If we see this pattern, we speak of linear relationship between data size and compute time. Computer scientists use the O notation to describe the complexity of algorithms. This algorithm has O(n) and n represents the number of pixels in this case.

Let’s take a look at another algorithm.

def silly_sum(image):
    # Silly algorithm for wasting compute time
    sum = 0
    for i in range(image.shape[1]):
        for j in range(image.shape[0]):
            for k in range(image.shape[0]):
                for l in range(image.shape[0]):
                    sum = sum + image[i,j] - k + l
        sum = sum + i
        image[i, j] = sum / image.shape[1] / image.shape[0]
benchmark_data_silly_sum = benchmark(silly_sum)
Size 10
time 0.049324583000014854 s
Size 20
time 0.7592800000000182 s
Size 30
time 3.7161972079999828 s
Size 40
time 11.734440750000005 s
plt.scatter(benchmark_data_silly_sum[:,0] ** 2, benchmark_data_silly_sum[:,1])
plt.xlabel("Image size in pixels")
plt.ylabel("Compute time in s")
Text(0, 0.5, 'Compute time in s')

This algorithm is stronger dependent on image size, the plot shows approximately quadratic complexity. That means if the data size douples, the compute time multiplies by four. The algorithms O-notation is O(n^2). We could presume that a similar algorithm applied in 3D has cubic complexity, O(n^3). If such algorithms are bottlenecks in your science, parallelization and GPU-acceleration make a lot of sense.

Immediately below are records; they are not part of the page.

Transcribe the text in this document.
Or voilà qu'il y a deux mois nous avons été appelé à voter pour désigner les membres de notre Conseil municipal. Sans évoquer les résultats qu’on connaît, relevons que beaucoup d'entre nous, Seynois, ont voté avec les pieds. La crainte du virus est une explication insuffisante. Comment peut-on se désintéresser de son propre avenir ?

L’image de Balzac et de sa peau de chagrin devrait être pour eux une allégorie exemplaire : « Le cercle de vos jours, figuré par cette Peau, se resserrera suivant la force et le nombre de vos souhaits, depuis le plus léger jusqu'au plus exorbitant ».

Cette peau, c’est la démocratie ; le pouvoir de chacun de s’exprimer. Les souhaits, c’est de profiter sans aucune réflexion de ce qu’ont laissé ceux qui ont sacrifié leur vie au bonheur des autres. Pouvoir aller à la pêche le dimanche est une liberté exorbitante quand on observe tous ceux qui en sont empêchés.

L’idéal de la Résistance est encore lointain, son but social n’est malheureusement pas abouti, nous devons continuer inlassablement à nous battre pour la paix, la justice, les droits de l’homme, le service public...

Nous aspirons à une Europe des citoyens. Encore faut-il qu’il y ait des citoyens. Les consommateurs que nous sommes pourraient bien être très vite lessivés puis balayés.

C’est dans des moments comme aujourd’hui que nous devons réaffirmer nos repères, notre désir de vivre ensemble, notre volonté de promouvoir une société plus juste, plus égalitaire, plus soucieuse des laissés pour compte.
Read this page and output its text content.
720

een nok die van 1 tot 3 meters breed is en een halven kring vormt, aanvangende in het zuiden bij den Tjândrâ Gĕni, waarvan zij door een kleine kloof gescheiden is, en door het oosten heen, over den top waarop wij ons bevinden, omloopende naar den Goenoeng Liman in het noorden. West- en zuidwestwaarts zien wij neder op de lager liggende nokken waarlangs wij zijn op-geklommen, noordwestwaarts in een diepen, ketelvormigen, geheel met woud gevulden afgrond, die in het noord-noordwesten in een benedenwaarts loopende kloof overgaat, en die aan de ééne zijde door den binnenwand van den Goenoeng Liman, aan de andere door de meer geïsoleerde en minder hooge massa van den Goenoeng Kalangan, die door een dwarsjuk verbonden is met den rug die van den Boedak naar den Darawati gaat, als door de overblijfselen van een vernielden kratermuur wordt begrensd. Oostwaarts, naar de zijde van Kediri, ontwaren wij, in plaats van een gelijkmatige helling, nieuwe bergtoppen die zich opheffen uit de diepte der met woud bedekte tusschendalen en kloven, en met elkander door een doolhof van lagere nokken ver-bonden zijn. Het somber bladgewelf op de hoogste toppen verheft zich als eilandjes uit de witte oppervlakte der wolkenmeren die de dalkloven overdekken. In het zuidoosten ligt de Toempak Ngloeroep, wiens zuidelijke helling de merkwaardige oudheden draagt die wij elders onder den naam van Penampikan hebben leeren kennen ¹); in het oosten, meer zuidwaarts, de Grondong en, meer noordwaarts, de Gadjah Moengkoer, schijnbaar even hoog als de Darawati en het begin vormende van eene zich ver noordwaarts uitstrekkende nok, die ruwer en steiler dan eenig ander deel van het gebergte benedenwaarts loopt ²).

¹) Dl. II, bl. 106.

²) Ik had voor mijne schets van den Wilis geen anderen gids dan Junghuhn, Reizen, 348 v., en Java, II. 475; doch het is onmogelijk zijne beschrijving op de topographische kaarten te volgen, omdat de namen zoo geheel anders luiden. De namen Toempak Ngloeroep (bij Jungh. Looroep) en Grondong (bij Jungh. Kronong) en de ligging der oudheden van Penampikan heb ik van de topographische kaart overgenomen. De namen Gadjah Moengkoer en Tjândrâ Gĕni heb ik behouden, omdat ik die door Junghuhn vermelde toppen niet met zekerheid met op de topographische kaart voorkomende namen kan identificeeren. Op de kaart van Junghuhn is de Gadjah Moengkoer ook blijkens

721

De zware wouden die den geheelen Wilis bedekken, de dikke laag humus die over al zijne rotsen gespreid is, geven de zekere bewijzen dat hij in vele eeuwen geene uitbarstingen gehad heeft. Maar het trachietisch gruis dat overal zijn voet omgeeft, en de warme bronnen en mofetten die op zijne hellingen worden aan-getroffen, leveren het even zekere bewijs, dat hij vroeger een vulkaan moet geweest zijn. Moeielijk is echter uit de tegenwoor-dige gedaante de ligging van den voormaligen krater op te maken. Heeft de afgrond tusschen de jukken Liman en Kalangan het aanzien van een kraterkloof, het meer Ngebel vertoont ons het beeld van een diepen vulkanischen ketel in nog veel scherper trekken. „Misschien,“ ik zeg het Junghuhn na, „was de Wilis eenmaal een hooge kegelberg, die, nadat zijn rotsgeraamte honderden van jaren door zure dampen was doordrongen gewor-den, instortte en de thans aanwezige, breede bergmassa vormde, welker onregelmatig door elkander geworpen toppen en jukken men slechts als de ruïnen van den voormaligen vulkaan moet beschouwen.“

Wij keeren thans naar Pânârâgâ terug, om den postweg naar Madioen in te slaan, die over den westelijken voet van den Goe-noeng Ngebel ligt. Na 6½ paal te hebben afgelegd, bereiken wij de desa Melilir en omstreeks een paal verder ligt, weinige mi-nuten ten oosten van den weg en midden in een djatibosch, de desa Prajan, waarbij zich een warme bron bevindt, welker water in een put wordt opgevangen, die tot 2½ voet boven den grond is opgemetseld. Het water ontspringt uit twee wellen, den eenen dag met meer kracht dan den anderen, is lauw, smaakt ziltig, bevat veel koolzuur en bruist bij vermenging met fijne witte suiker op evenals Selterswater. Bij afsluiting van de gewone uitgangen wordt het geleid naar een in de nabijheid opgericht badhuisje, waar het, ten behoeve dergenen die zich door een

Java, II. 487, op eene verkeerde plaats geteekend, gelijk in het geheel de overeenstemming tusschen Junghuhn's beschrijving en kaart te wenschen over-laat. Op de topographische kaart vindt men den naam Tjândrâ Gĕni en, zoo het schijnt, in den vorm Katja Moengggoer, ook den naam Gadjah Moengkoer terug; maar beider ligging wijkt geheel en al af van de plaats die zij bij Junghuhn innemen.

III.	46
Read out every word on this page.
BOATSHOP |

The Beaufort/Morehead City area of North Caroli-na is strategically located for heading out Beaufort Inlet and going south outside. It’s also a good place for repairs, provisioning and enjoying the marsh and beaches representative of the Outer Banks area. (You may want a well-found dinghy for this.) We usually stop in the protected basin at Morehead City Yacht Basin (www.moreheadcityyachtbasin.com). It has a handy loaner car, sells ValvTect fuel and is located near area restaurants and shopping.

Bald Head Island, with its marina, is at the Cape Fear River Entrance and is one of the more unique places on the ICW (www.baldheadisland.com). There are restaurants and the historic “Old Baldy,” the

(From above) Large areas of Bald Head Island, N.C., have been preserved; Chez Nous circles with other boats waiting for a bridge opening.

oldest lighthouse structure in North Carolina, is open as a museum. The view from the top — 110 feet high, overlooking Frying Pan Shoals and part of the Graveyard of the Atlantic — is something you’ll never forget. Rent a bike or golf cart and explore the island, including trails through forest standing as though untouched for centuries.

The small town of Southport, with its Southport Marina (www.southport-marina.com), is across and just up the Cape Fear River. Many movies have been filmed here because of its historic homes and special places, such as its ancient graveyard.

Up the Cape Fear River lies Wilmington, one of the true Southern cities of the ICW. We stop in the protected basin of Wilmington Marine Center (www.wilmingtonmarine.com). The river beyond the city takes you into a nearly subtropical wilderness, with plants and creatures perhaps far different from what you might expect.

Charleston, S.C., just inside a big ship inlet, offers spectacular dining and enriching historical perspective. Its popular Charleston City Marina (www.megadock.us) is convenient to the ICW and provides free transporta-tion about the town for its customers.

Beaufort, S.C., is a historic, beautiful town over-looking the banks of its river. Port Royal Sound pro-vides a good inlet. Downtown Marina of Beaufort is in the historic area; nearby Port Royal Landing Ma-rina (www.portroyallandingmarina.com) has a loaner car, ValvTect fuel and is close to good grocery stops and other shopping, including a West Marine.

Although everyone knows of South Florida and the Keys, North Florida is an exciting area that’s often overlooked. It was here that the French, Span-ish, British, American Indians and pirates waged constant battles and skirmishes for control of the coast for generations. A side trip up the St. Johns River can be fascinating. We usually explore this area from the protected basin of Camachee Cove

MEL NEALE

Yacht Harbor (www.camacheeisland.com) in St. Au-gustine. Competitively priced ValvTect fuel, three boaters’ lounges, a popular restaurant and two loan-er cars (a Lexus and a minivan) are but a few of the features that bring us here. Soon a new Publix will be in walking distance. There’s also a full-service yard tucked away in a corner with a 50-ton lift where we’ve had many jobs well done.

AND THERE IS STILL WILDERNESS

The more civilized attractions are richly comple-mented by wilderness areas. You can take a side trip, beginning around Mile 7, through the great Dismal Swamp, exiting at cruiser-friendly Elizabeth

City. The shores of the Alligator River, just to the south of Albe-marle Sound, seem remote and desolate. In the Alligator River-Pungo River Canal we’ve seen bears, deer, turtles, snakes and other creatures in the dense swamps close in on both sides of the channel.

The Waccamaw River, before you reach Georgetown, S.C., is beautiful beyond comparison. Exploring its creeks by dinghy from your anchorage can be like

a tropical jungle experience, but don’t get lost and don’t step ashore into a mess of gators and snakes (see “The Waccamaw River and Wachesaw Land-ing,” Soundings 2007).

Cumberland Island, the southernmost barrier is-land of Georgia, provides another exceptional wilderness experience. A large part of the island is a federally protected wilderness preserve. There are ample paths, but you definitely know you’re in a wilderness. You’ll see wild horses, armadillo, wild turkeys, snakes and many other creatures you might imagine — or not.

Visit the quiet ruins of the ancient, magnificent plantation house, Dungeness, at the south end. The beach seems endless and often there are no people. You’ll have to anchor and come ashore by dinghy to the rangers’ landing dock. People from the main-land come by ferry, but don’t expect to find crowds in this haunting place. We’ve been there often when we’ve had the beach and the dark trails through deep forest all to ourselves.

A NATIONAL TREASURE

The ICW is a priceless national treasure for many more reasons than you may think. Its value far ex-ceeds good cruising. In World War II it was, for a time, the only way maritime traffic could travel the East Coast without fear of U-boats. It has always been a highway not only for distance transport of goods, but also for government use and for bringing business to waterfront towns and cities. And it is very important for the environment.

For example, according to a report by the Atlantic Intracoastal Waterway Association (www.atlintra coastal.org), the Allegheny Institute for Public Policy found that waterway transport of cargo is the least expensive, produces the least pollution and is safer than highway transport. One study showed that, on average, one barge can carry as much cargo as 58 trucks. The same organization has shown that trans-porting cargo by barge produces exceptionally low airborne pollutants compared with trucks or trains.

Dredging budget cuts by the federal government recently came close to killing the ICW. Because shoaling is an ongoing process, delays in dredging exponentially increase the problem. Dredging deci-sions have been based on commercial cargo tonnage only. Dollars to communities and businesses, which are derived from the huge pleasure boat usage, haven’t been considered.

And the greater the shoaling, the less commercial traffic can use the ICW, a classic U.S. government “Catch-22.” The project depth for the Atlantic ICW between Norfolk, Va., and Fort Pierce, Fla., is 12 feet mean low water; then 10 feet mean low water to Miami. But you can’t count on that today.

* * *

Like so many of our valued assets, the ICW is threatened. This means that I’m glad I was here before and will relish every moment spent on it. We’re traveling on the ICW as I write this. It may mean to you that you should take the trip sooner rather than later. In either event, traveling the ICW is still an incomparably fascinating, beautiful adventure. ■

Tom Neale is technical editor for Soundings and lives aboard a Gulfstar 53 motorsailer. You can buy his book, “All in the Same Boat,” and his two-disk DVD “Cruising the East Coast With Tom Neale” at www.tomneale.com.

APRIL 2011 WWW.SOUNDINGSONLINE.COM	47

Code optimization using numba#

In case the code we perform is simple and just uses standard python, numpy etc. function, we can use a just-in-time (JIT) compiler, e.g. provided by numba to speedup the code.

from numba import jit

def process_image_compiled(image):
    for x in range(image.shape[1]):
        for y in range(image.shape[1]):
            # Silly algorithm for wasting compute time
            sum = 0
            for i in range(1000):
                for j in range(1000):
                    sum = sum + x
                sum = sum + y
            image[x, y] = sum
%timeit process_image_compiled(image)
310 ns ± 0.827 ns per loop (mean ± std. dev. of 7 runs, 1000000 loops each)

Quality assurance#

Note that in this section we only measured compute time of algorithms. We did not determine if the differently optimized versions of the algorithms produce the same result. Quality assurance is good scientific practice. The same is relevant in the context of GPU-acceleration and for example described in detail here.

Excercise: Parallelization#

To practice parallelization, parallelize the function silly_sum shown above and plot its performance in comparison with the non-parallel version.